Each comes as a starter pack with decals, complete with a color-coordinated key-fob cap and a clip-on dashboard accessory Slate calls a “Slatelet.” The packs will sell through Slate's own online marketplace, alongside the more than 200 other accessories the company already offers.

The basic “blank” Slate truck starts at $24,950, a price that has already made it the cheapest new truck on the US market. The EV ships with a single gray composite body, no touchscreen, and manual windows, all in service of hitting that low price point.

Wraps for the Slate have been part of the plan from day one, with standard wrap kits in over 100 hues starting at $500, and the company has said professional installation runs roughly the same. However, while this particular colorful makeover might evoke childhood memories, the price of the Crayola starter packs is certainly not pocket money.
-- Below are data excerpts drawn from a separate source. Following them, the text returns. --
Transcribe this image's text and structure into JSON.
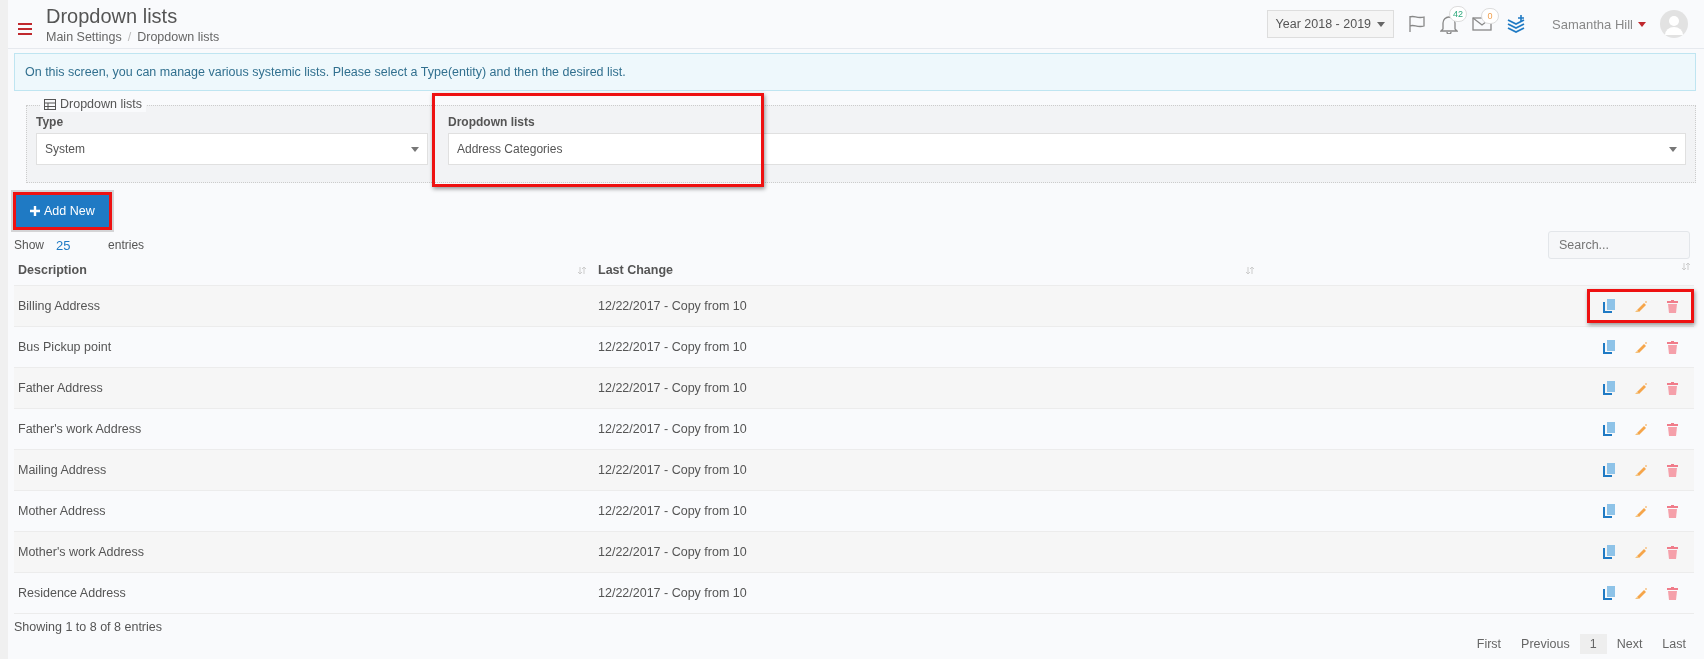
{
  "header": {
    "title": "Dropdown lists",
    "breadcrumb": [
      "Main Settings",
      "Dropdown lists"
    ],
    "breadcrumb_separator": "/",
    "year_selector": "Year 2018 - 2019",
    "notifications_count": "42",
    "messages_count": "0",
    "user_name": "Samantha Hill"
  },
  "info_message": "On this screen, you can manage various systemic lists. Please select a Type(entity) and then the desired list.",
  "filter_panel": {
    "legend": "Dropdown lists",
    "fields": [
      {
        "label": "Type",
        "value": "System",
        "highlighted": false
      },
      {
        "label": "Dropdown lists",
        "value": "Address Categories",
        "highlighted": true
      }
    ]
  },
  "add_button": {
    "label": "Add New",
    "highlighted": true
  },
  "table_controls": {
    "show_label": "Show",
    "page_size": "25",
    "entries_label": "entries",
    "search_placeholder": "Search..."
  },
  "table": {
    "columns": [
      "Description",
      "Last Change"
    ],
    "rows": [
      {
        "description": "Billing Address",
        "last_change": "12/22/2017 - Copy from 10",
        "highlighted": true
      },
      {
        "description": "Bus Pickup point",
        "last_change": "12/22/2017 - Copy from 10",
        "highlighted": false
      },
      {
        "description": "Father Address",
        "last_change": "12/22/2017 - Copy from 10",
        "highlighted": false
      },
      {
        "description": "Father's work Address",
        "last_change": "12/22/2017 - Copy from 10",
        "highlighted": false
      },
      {
        "description": "Mailing Address",
        "last_change": "12/22/2017 - Copy from 10",
        "highlighted": false
      },
      {
        "description": "Mother Address",
        "last_change": "12/22/2017 - Copy from 10",
        "highlighted": false
      },
      {
        "description": "Mother's work Address",
        "last_change": "12/22/2017 - Copy from 10",
        "highlighted": false
      },
      {
        "description": "Residence Address",
        "last_change": "12/22/2017 - Copy from 10",
        "highlighted": false
      }
    ]
  },
  "footer": {
    "summary": "Showing 1 to 8 of 8 entries",
    "pagination": [
      {
        "label": "First",
        "selected": false
      },
      {
        "label": "Previous",
        "selected": false
      },
      {
        "label": "1",
        "selected": true
      },
      {
        "label": "Next",
        "selected": false
      },
      {
        "label": "Last",
        "selected": false
      }
    ]
  }
}
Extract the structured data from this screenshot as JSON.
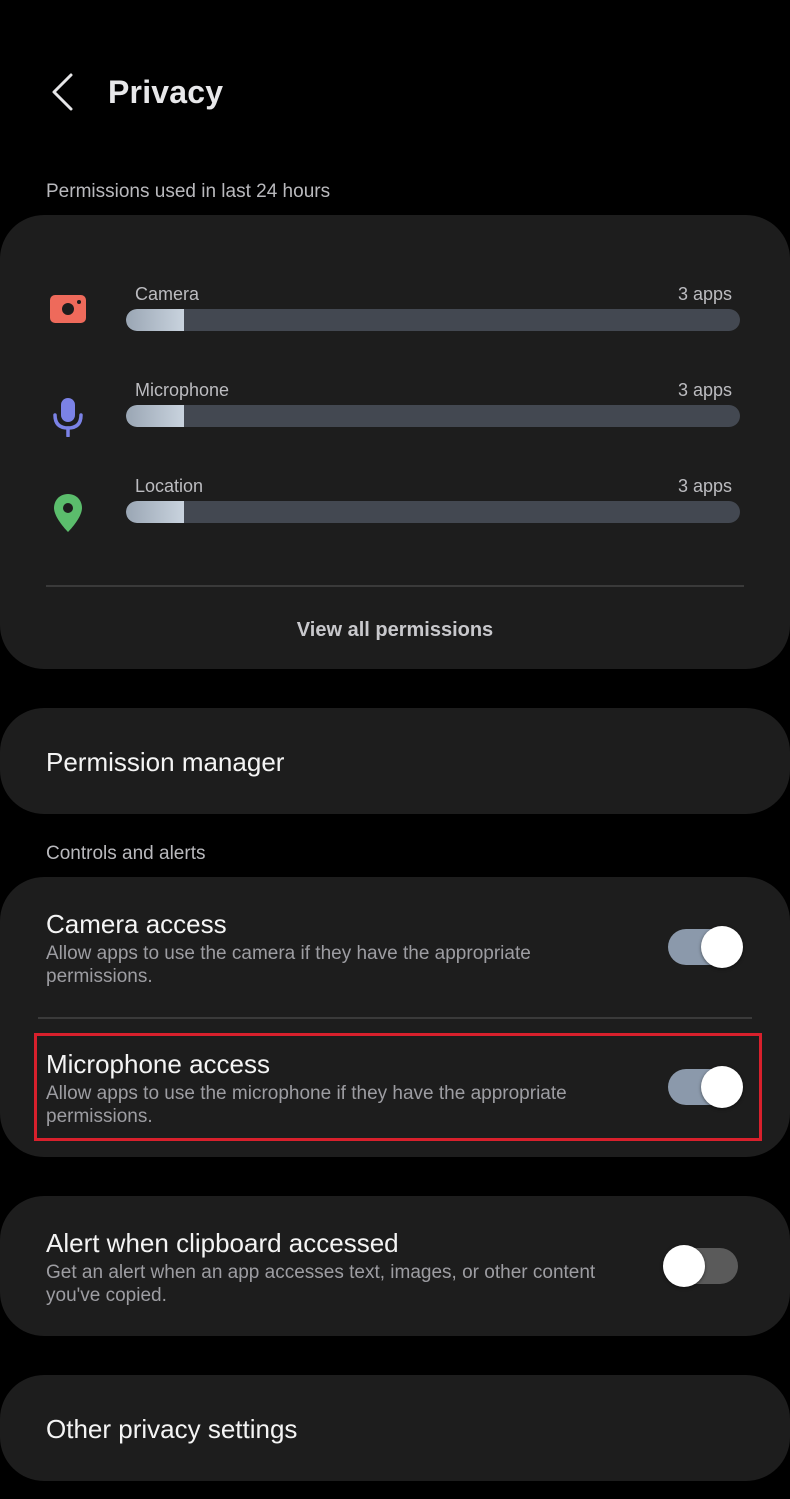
{
  "header": {
    "title": "Privacy",
    "back_icon": "chevron-left-icon"
  },
  "usage": {
    "section_label": "Permissions used in last 24 hours",
    "items": [
      {
        "label": "Camera",
        "count": "3 apps",
        "fill_fraction": 0.095,
        "icon": "camera-icon",
        "color": "#ee6a5b"
      },
      {
        "label": "Microphone",
        "count": "3 apps",
        "fill_fraction": 0.095,
        "icon": "microphone-icon",
        "color": "#7b82e6"
      },
      {
        "label": "Location",
        "count": "3 apps",
        "fill_fraction": 0.095,
        "icon": "location-pin-icon",
        "color": "#5bbd6c"
      }
    ],
    "view_all_label": "View all permissions"
  },
  "permission_manager": {
    "label": "Permission manager"
  },
  "controls": {
    "section_label": "Controls and alerts",
    "camera_access": {
      "title": "Camera access",
      "description_line1": "Allow apps to use the camera if they have the appropriate",
      "description_line2": "permissions.",
      "enabled": true
    },
    "microphone_access": {
      "title": "Microphone access",
      "description_line1": "Allow apps to use the microphone if they have the appropriate",
      "description_line2": "permissions.",
      "enabled": true
    }
  },
  "clipboard_alert": {
    "title": "Alert when clipboard accessed",
    "description_line1": "Get an alert when an app accesses text, images, or other content",
    "description_line2": "you've copied.",
    "enabled": false
  },
  "other_privacy": {
    "label": "Other privacy settings"
  },
  "colors": {
    "background": "#000000",
    "card": "#1d1d1d",
    "toggle_on": "#8b99ab",
    "toggle_off": "#5a5a5a",
    "highlight": "#d8202c"
  }
}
A Dandelion or Jersey Tomato transformation will set owners back $1,550—three times the cost of a standard Slate wrap—a meaningful jump considering the brand's “affordable customization” pitch.

As we reported at the end of June, prospective buyers can preorder a Slate for $300 (or $250 for existing $50 reservation holders) and add the Crayola pack later, ahead of deliveries, which the company states are still on track to begin in the fourth quarter of 2026, though most are expected to ship through 2027.

The rear-wheel-drive, single-motor electric truck has a claimed 205-mile range and a 2,000-pound tow rating. Payload is 1,550 pounds, zero-to-60 mph is a sedate 8 seconds, and top speed is a modest 90 mph.

The Slate's 65-kWh battery pack also explains how the truck reaches its rock-bottom price. It's a lithium iron phosphate (LFP) battery pack, a technology invented in the US but perfected in China, that's cheaper than traditional nickel-manganese-cobalt (NMC) batteries. Despite the cost-cutting, the Slate can charge at DC 120 kW, meaning it can go from 20 to 80 percent in just 30 minutes.